9月14日に持ち回りで開かれた中央社会保険医療協議会の総会で、新型コロナウイルス感染症に対する診療報酬上の特例措置の一部見直しが了承されました。
「新型コロナウイルス感染症の手引き」最新版で、「中等症II」以上に該当する患者を一般病棟に入院させた場合は、「救急医療管理加算」の評価をこれまでの3倍相当から5倍相当(4750点)に引き上げられます。
これら患者では病状が急速に悪化するリスクが高く、多くの医療従事者を割いての手厚い診療や、継続的なモニタリングが求められるためです。ただ、支払側からは特例的な対応の必要性は認めつつも、評価を3倍や5倍とすることについては、「根拠に乏しい」と、その妥当性を疑問視する声もあがっています。

中央社会保険医療協議会は9月14日に持ち回りで開いた総会で、新型コロナウイルス感染症に対する診療報酬上の特例措置の一部見直しを了承した。「新型コロナウイルス感染症(COVID -19)の手引き」の最新版で、「中等症II」以上に該当する患者を一般病棟に入院させた場合は、「救急医療管理加算」の評価をこれまでの3倍相当から5倍相当(4750点)に引き上げる。これら患者では病状が急速に悪化するリスクが高く、多くの医療従事者を割いての手厚い診療や、継続的なモニタリングが求められるため。

9月4日に発行された最新の「診療の手引き(第3版)」では、重症度分類をこれまでの3類型から4類型に細分化。中等症を2つに分割し、息切れや肺炎所見がある患者を「中等症I」、呼吸不全がある患者を「中等症II」とした。

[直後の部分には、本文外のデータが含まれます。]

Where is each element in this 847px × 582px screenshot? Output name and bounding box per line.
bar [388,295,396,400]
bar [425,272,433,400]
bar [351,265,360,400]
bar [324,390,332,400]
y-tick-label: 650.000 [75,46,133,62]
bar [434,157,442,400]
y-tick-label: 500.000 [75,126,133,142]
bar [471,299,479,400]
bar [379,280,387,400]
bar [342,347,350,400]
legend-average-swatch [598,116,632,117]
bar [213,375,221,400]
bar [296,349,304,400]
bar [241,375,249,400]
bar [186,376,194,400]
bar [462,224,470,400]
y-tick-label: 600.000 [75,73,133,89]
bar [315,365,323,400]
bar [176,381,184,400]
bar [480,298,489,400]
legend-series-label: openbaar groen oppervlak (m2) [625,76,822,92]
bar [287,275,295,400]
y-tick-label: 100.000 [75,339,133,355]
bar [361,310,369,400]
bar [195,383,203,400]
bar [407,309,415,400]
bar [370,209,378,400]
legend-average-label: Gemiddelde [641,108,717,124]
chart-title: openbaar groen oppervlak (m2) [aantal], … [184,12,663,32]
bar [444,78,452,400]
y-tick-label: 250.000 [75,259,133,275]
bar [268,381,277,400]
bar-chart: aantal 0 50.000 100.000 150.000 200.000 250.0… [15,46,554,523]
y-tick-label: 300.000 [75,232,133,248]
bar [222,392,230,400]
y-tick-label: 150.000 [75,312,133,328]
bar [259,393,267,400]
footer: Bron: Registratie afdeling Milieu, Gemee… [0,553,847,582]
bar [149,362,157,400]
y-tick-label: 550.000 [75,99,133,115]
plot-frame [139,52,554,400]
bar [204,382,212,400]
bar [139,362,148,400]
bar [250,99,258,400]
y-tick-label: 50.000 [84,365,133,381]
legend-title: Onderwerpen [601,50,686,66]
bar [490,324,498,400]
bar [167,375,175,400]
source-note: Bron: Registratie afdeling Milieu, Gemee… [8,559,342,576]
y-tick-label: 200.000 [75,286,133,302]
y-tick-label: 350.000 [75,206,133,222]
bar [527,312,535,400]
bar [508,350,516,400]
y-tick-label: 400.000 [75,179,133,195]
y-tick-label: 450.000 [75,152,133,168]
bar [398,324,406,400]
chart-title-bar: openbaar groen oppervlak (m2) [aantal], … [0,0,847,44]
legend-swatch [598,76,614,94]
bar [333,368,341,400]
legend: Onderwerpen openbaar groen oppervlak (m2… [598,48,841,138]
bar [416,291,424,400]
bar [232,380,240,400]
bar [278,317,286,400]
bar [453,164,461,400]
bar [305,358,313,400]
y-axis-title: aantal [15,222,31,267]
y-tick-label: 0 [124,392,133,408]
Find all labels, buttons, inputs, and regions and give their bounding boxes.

一方、感染患者の受け入れ病院のヒアリングによると、「中等症II」の該当患者は、臨床経過のどの時点でも病状が急速に悪化する恐れがあるため、▶複数の診療領域の医師による診療、▶複数医師による相談や多職種の連携、▶継続的なモニタリング―などが不可欠だという。

中等症以上の患者(酸素療法が必要な状態の患者などと定義)が「急性期一般入院基本料」などを算定する一般病棟に入院した場合について、これまでは「救急医療管理加算」の3倍相当(2850点)の報酬を算定する措置が取られてきた。

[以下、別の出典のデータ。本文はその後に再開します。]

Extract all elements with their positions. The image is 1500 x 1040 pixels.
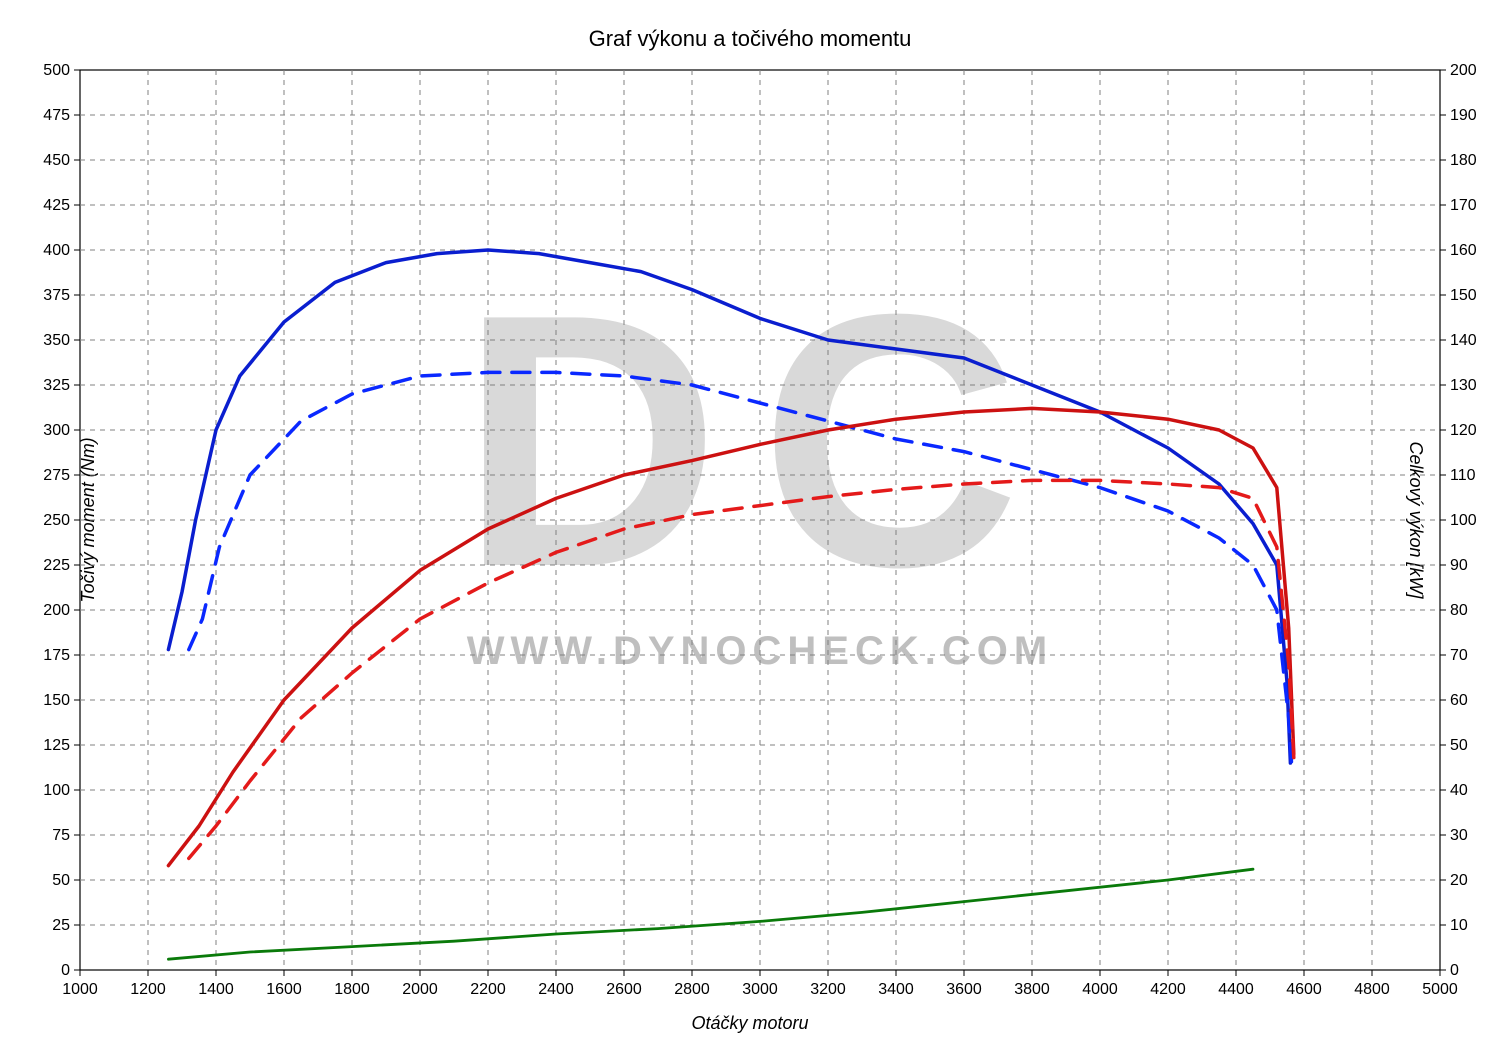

だが、今回の診療の手引きの見直しや、臨床現場での実態を踏まえ、厚労省はより手厚い評価が必要と判断。呼吸不全状態の「中等症II以上」の患者を「特定集中治療室管理料」や「ハイケアユニット入院医療管理料」などを算定できない一般病棟に入院させた場合は、「救急医療管理加算」の5倍相当の報酬算定を認めることを総会に提案し、了承された。

■かかりつけ医に対する診療報酬上の評価を要望―松本日医常任理事

ただ、支払側は特例的な対応の必要性は認めながらも、評価を3倍や5倍とすることについては、根拠に乏しいと、その妥当性を疑問視。幸野庄司委員(健康保険組合連合会理事)は、「救急医療管理加算について2020年度改定で対応したのと同様に、中等症の区分の判断に係る指標の測定結果について診療報酬明細書の摘要欄に記載することを要件化するべきだ」と主張した。

診療側は今回の提案に揃って賛意を示したが、松本吉郎委員(日本医師会常任理事)は、10月以降、発熱患者への初期対応が、かかりつけ医に移行することに言及。かかりつけ医を中心とした診療体制を再構築するために、「診療報酬上の対応も含めた検討を行うべきだ」と要請した。